On the other hand, the new restriction will still impact on TSMC’s business in the long run. The impact on TSMC from the loss of Huawei as a key customer will be the future development of new processes (e.g. 3nm, 2nm). Huawei has been a good customer of TSMC and is willing to work with TSMC on new process development. For example, at 16nm, Huawei was the first customer to place an order with TSMC. Also, Huawei is one of the key customers in 7nm and 5nm. The development of new processes is very costly and risky, so only large companies (such as Apple, AMD, Huawei, Qualcomm) can afford to pay towards the initial development costs. Besides, a variety of products from different customers can help to optimize process parameters and yields for the development of new processes. MediaTek and Qualcomm may benefit if Huawei’s mobile phone market share is replaced by other vendors. However, Mediatek prefers to use mature processes, rather than newer more costly and potentially riskier processes. As a result, TSMC will have one less partner who can co-develop new processes. Also, the ASP of the mature process is less than that of the new process, so TSMC’s revenue will likely suffer more.

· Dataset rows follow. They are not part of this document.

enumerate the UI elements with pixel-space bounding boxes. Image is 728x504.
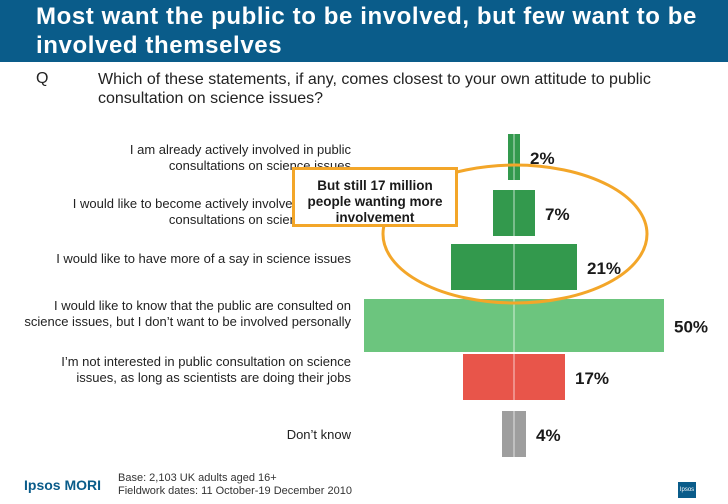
ipsos-mori-logo: Ipsos MORI [24, 477, 102, 493]
value-label-2: 21% [587, 259, 621, 278]
ipsos-badge-logo: Ipsos [678, 482, 696, 498]
page-title: Most want the public to be involved, but… [36, 3, 698, 59]
category-label-already-involved: I am already actively involved in public… [129, 142, 351, 173]
category-label-more-say: I would like to have more of a say in sc… [56, 251, 351, 266]
value-label-5: 4% [536, 426, 561, 445]
value-label-0: 2% [530, 149, 555, 168]
footer-fieldwork-note: Fieldwork dates: 11 October-19 December … [118, 485, 352, 497]
value-label-3: 50% [674, 318, 708, 337]
footer-base-note: Base: 2,103 UK adults aged 16+ [118, 472, 277, 484]
value-label-4: 17% [575, 369, 609, 388]
title-bar: Most want the public to be involved, but… [0, 0, 728, 62]
question-label: Q [36, 70, 49, 87]
category-label-dont-know: Don’t know [286, 427, 351, 442]
value-label-1: 7% [545, 205, 570, 224]
category-label-public-consulted: I would like to know that the public are… [24, 298, 351, 329]
question-text: Which of these statements, if any, comes… [98, 71, 651, 107]
callout-annotation: But still 17 million people wanting more… [292, 167, 458, 227]
highlight-ellipse [381, 163, 649, 305]
category-label-not-interested: I’m not interested in public consultatio… [61, 354, 351, 385]
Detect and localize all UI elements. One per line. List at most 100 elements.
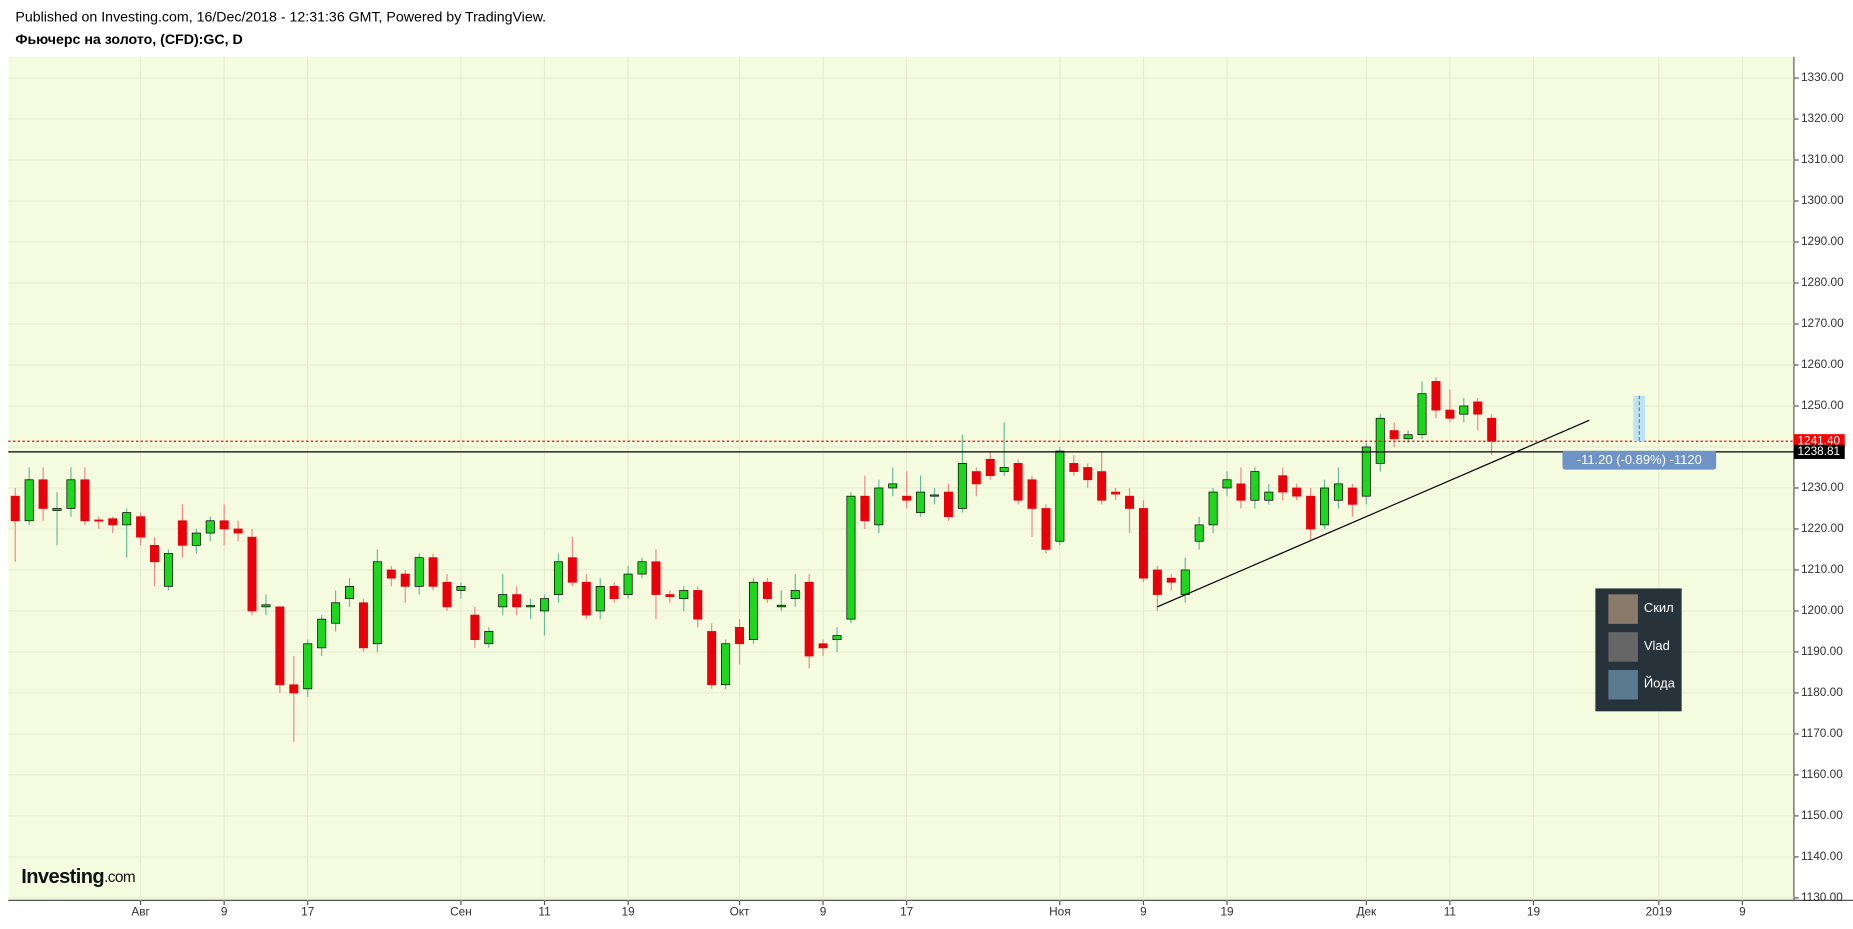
logo-brand: Investing xyxy=(21,866,104,888)
candle-body xyxy=(1445,409,1455,419)
candle-body xyxy=(693,590,703,620)
candle-body xyxy=(1333,483,1343,501)
candle-body xyxy=(414,557,424,587)
candle-body xyxy=(581,581,591,616)
candle-body xyxy=(400,573,410,587)
candle-body xyxy=(776,604,786,608)
published-note: Published on Investing.com, 16/Dec/2018 … xyxy=(15,9,546,25)
candle-body xyxy=(1278,475,1288,493)
avatar xyxy=(1608,594,1638,624)
y-tick-label: 1320.00 xyxy=(1801,111,1844,125)
x-tick-label: 17 xyxy=(900,904,913,918)
candle-body xyxy=(930,494,940,497)
plot-area xyxy=(8,56,1794,901)
candle-body xyxy=(1361,446,1371,497)
x-tick-label: Окт xyxy=(730,904,750,918)
candle-body xyxy=(874,487,884,526)
candle-body xyxy=(1083,467,1093,481)
candle-body xyxy=(1236,483,1246,501)
y-tick-label: 1280.00 xyxy=(1801,275,1844,289)
measure-label-box xyxy=(1562,450,1717,470)
candle-body xyxy=(358,602,368,649)
y-tick-label: 1170.00 xyxy=(1801,726,1843,740)
x-tick-label: 19 xyxy=(1220,904,1233,918)
chart-title: Фьючерс на золото, (CFD):GC, D xyxy=(15,32,242,48)
x-tick-label: 11 xyxy=(1444,904,1456,918)
candle-body xyxy=(1473,401,1483,415)
candle-body xyxy=(372,561,382,645)
candle-body xyxy=(191,532,201,546)
candle-body xyxy=(1041,508,1051,550)
candle-body xyxy=(24,479,34,522)
candle-body xyxy=(916,491,926,513)
candle-body xyxy=(275,606,285,686)
candle-body xyxy=(1152,569,1162,595)
price-tag-label: 1238.81 xyxy=(1797,444,1840,458)
candle-body xyxy=(247,536,257,612)
candle-body xyxy=(651,561,661,595)
candle-body xyxy=(637,561,647,575)
candle-body xyxy=(567,557,577,583)
x-tick-label: Ноя xyxy=(1049,904,1070,918)
y-tick-label: 1260.00 xyxy=(1801,357,1844,371)
candle-body xyxy=(1111,491,1121,495)
candle-body xyxy=(317,618,327,649)
x-tick-label: Авг xyxy=(131,904,149,918)
candle-body xyxy=(512,594,522,608)
candle-body xyxy=(721,643,731,686)
candle-body xyxy=(122,512,132,526)
candle-body xyxy=(1013,463,1023,501)
candle-body xyxy=(470,614,480,641)
candle-body xyxy=(860,495,870,522)
y-tick-label: 1310.00 xyxy=(1801,152,1844,166)
candle-body xyxy=(1138,508,1148,579)
y-tick-label: 1200.00 xyxy=(1801,603,1844,617)
trend-line xyxy=(1157,419,1590,608)
y-tick-label: 1160.00 xyxy=(1801,767,1843,781)
candle-body xyxy=(177,520,187,546)
x-tick-label: 9 xyxy=(820,904,827,918)
candle-body xyxy=(1264,491,1274,501)
candle-body xyxy=(386,569,396,579)
x-tick-label: 17 xyxy=(301,904,314,918)
price-tag xyxy=(1793,444,1845,459)
candle-body xyxy=(609,586,619,600)
x-tick-label: Дек xyxy=(1356,904,1377,918)
candle-body xyxy=(66,479,76,509)
candle-body xyxy=(1097,471,1107,501)
candle-body xyxy=(1208,491,1218,526)
candle-body xyxy=(233,528,243,534)
candle-body xyxy=(888,483,898,489)
candle-body xyxy=(985,458,995,477)
candle-body xyxy=(762,581,772,600)
candle-body xyxy=(1389,430,1399,440)
candle-body xyxy=(957,463,967,509)
candle-body xyxy=(1487,417,1497,442)
y-tick-label: 1300.00 xyxy=(1801,193,1844,207)
y-tick-label: 1150.00 xyxy=(1801,808,1843,822)
candle-body xyxy=(1180,569,1190,595)
candle-body xyxy=(428,557,438,587)
candle-body xyxy=(971,471,981,485)
candle-body xyxy=(707,631,717,686)
legend-item: Vlad xyxy=(1644,638,1670,653)
avatar xyxy=(1608,669,1638,700)
candle-body xyxy=(595,586,605,612)
measure-range xyxy=(1633,395,1646,442)
candle-body xyxy=(679,590,689,600)
candle-body xyxy=(1222,479,1232,489)
x-tick-label: 19 xyxy=(1527,904,1540,918)
candle-body xyxy=(1069,463,1079,472)
candle-body xyxy=(553,561,563,595)
candle-body xyxy=(150,545,160,563)
candle-body xyxy=(205,520,215,534)
candle-body xyxy=(345,586,355,600)
candle-body xyxy=(1431,381,1441,411)
logo-suffix: .com xyxy=(104,869,135,886)
candle-body xyxy=(52,508,62,511)
candle-body xyxy=(540,598,550,612)
logo: Investing.com xyxy=(21,866,135,888)
candle-body xyxy=(735,626,745,645)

Furthermore, this restriction will also impact the development of China’s 5G and affect the demand for chips for 5G infrastructure. Huawei launched the world’s first core chip specifically designed for 5G base stations in early 2019, the Huawei Tiangang. And Huawei has achieved more than 50% market share in the recent 5G base station bidding; it will not be easy to quickly replace Huawei.